I suppose it could also have just been an attempt to make himself look older, like, hey, I'm a genuine old-timer with antique equipment, sort of thing. I knew him to be in his mid-twenties, but from his acne and the way he dressed you'd swear he was about fifteen. The Quarter is full of adults who look like teenagers. Normally they're seru, and female, but maybe he felt more comfortable here than in normal human society just because nobody makes assumptions about your age based on your appearance in the Quarter. I suppose that could also be part of what made being a cracker appeal to him, but I'm no psychologist. Probably I was just reading way too much into my own perceptions.

He looked up, his face blue from the reflected light of the tube, and greeted me solemnly. I knew that his computer would have already pulled all his records of previous dealings with me, indexed by my scent presented to the door nose. "Good to see you again, Flank Ploughman. What's up? I'd offer you tea, but our water's pretty toxic this week; it wouldn't be good for your health." I said I wasn't here for my health, but I also wasn't thirsty. "Very well." He smiled. "You wouldn't be interested in some negative-day movies, would you? I got some nice ones this morning, good clean encodes without camera artifacts, but they haven't been as popular as I was hoping. I can cut you a good deal because I need to recoup my losses. They'll be worthless a week from now and you could be the first in your neighbourhood to see them. Really hot stuff here." I told him I wasn't here to be entertained either.
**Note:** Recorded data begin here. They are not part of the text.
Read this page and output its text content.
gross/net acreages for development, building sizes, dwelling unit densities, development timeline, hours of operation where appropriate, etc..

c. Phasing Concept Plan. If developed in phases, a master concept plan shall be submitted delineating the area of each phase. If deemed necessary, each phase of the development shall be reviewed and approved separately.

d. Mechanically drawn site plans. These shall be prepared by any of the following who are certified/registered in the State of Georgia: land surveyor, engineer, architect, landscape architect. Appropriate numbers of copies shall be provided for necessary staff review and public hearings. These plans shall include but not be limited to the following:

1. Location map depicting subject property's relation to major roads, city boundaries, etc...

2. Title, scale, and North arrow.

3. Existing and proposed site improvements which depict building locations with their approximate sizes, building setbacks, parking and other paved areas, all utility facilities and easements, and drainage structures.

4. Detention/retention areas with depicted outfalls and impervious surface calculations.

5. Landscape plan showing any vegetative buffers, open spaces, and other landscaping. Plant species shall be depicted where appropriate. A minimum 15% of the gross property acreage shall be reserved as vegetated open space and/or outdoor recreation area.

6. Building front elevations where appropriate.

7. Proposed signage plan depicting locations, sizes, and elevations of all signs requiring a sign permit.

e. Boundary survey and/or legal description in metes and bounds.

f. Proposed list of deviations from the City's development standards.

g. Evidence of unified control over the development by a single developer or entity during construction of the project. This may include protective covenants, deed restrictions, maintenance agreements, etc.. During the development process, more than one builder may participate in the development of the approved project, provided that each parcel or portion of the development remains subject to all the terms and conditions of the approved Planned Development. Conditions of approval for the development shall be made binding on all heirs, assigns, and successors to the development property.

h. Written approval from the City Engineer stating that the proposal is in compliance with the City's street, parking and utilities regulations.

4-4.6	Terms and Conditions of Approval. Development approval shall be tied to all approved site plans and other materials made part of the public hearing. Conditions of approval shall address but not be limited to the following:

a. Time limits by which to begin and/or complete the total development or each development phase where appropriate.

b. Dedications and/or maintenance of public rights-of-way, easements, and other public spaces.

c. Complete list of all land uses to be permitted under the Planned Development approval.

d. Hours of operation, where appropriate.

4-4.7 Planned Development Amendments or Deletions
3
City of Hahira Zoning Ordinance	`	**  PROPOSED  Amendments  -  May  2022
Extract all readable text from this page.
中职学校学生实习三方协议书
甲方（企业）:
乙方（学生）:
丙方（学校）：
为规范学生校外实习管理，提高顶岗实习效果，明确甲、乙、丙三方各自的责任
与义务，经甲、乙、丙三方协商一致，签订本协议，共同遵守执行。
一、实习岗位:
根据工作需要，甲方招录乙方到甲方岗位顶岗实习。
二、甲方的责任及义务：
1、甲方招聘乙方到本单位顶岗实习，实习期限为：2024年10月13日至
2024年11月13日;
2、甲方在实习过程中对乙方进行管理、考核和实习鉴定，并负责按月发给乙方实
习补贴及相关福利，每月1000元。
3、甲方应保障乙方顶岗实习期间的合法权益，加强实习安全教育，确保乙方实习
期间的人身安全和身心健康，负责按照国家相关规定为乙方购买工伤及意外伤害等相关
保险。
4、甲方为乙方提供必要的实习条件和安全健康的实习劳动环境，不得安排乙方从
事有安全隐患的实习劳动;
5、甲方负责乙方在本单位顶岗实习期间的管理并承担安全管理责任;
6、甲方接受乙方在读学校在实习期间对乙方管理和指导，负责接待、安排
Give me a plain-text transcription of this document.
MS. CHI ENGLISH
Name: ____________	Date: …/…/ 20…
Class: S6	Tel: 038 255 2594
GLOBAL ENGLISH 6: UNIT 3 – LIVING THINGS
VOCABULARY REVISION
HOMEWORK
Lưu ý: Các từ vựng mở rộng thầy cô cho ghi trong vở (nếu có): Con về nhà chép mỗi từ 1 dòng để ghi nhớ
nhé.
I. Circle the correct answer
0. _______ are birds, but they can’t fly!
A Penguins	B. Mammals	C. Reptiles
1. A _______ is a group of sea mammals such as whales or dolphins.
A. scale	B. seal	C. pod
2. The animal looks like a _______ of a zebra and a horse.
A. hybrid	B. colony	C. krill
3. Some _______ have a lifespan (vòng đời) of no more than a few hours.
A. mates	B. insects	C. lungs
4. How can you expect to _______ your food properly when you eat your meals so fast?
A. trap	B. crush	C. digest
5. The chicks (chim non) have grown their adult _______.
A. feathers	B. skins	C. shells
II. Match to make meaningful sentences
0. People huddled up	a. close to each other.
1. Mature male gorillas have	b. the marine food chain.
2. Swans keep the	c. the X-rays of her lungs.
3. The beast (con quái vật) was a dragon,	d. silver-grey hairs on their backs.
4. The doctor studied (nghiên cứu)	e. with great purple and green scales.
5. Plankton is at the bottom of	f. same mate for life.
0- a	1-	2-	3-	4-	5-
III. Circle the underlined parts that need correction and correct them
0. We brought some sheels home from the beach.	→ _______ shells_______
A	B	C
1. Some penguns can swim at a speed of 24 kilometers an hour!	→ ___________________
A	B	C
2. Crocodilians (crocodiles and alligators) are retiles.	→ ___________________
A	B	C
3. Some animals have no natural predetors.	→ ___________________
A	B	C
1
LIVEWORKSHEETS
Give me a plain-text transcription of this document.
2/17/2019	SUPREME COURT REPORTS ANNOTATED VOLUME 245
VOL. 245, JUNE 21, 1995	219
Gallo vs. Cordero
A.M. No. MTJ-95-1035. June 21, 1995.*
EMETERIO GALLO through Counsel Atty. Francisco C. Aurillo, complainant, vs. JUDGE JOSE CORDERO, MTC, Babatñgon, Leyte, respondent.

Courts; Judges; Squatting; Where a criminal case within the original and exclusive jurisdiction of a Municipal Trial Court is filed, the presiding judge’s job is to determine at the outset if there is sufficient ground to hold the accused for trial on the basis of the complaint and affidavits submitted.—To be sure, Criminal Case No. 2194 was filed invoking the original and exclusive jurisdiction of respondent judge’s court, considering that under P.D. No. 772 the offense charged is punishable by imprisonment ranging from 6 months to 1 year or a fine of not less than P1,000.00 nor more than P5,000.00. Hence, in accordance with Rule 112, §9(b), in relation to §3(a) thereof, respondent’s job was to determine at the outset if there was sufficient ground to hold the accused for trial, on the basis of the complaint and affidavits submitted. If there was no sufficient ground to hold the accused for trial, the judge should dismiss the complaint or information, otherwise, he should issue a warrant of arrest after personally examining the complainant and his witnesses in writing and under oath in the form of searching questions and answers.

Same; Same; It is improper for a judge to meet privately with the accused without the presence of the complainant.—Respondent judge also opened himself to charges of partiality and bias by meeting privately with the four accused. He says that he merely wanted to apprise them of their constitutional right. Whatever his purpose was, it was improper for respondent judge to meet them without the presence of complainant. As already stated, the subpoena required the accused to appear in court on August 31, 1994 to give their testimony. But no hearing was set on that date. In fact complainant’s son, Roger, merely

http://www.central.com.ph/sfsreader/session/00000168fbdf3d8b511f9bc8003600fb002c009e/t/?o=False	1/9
"Yesterday afternoon I had a seru dame walk into my office and set my desk on fire because I refused to take her case." "Hell hath no fury, sort of thing?" "Very funny. Then the yakuza beat me up and left me in an alley in a puddle of bio sludge, which gave me a rash where the Sun doesn't shine." "Well, if you're looking for someone to help you rub salve on it, uh, that's not in my line but I can make some phone calls for you..." "Oh, yeah, you're on a roll tonight, aren't you? That was just the setup to let you know that I have not had a pleasant couple days. No, the problem you can help me with is this card." I passed it over. "The bank machines know who I am, but they don't know what to do with the card. Some stupid error."

He'd flipped on a little light over his keyboard; with it on, there was nothing visible in the room except its cone of light and his hands with close-bitten fingernails turning the card over and over, examining it from each direction. Then he snapped off the light and while my eyes were adjusting to the dark again, I head the characteristic sound of card going into reader. "What was your username?" I heard a clickety sort of noise as he entered it on the keyboard.